I think of back when I was, 'living it up' as a guy guy. Working out, porn, girls, talking trash, blah blah. I had a consistent desire to be more feminine. It just wasn't ME.
I'm doing this transsexual thing, and sometimes parts of me are revolting against it. I'm finding myself still attatched to certain things I was doing as a guy. Sure I could pass it off as just being a very masculine sort of female personality, but I think it's more than that.
The happiest time of my life, the time when I was the most sexual and therefore probably the most self accepting as well, was when I was an androgyne for about a year after going off HRT for the first time.
Being utterly feminine in body but still being able to switch between roles was simply my thing.
So perhaps it's strange, but I've come to a conclusion that I'm androgynic in many aspects. Living like a guy didn't bring much satisfaction except feeding my ego and shoving my problems under the rug, while living as a female just surfaces my emotions, along with it my dreams and my artistic side.
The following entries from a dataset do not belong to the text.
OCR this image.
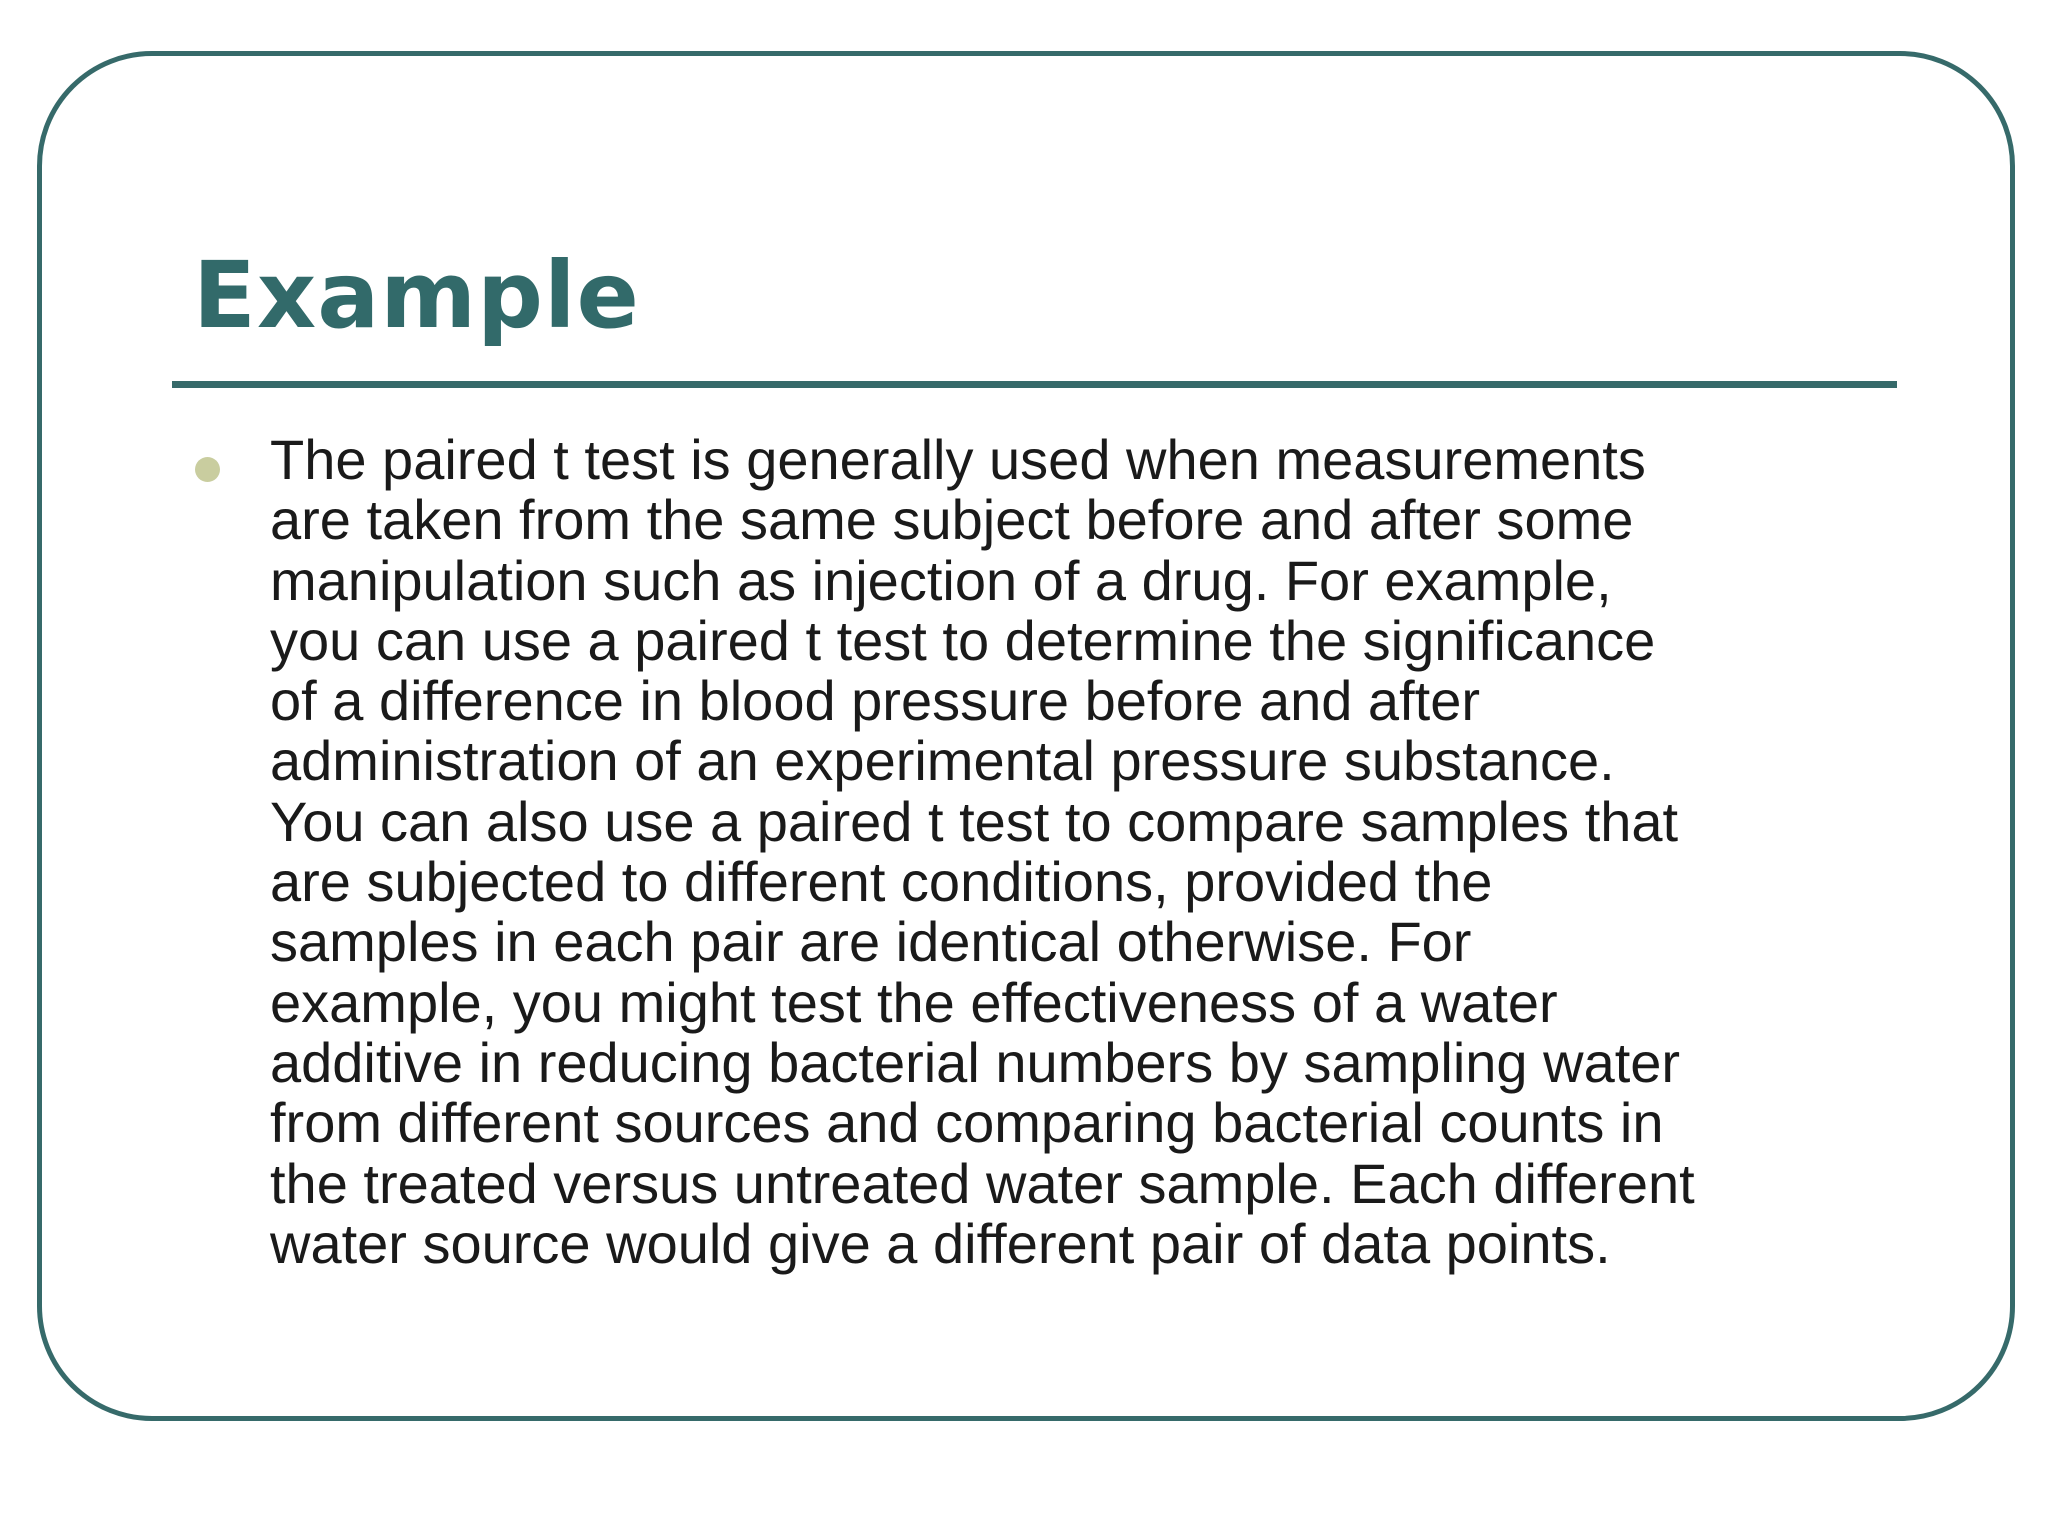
Example

The paired t test is generally used when measurements
are taken from the same subject before and after some
manipulation such as injection of a drug. For example,
you can use a paired t test to determine the significance
of a difference in blood pressure before and after
administration of an experimental pressure substance.
You can also use a paired t test to compare samples that
are subjected to different conditions, provided the
samples in each pair are identical otherwise. For
example, you might test the effectiveness of a water
additive in reducing bacterial numbers by sampling water
from different sources and comparing bacterial counts in
the treated versus untreated water sample. Each different
water source would give a different pair of data points.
To be honest, I'd really like to be some sort of androgynic female, like Jo off of Burst Angel. But my body hasn't been graced with that sort of androgynic lankiness, I can either be broad and muscular or petite and curvy. But society can't accept someone who's doesn't gracefully fall inbetween gender boundaries like some people can do. I could go either way and be a success, atleast I think so. But in between couldn't work, considering the way my body works. I have a stronger drive to be female over male. But part of me simply wishes I could disconnect the two and turn into two different people, that way I'm not so torn up inbetween dreams.
I'd like to be in the middle, but society can't handle that and I suppose I can't either. So I have every plan of continuing my transition, but I suppose quitting it and attempting to be an androgyne is still another option. I'm sure I could do it again, remain very unmuscled and soft bodied and continue to let my hair grow out. But the thought of facial hair disgusts me, body hair too, and my body puts on muscle very very easily which messes with the androgynic body image I would chase after.
:-(
So I guess I really wish I could be an androgyne, but genetics are forcing me one way or the other, and I'm choosing female. I feel more comfortable in a female life style and body model than I do in a male, and I suppose even as an androgyne, but it's like everything about my personality is androgynic.
Wtf. I don't even know.
I'm just sick of feeling like I'm faking it, no matter which way I go.
Because nothing hurts so much as pretending to be something you're not.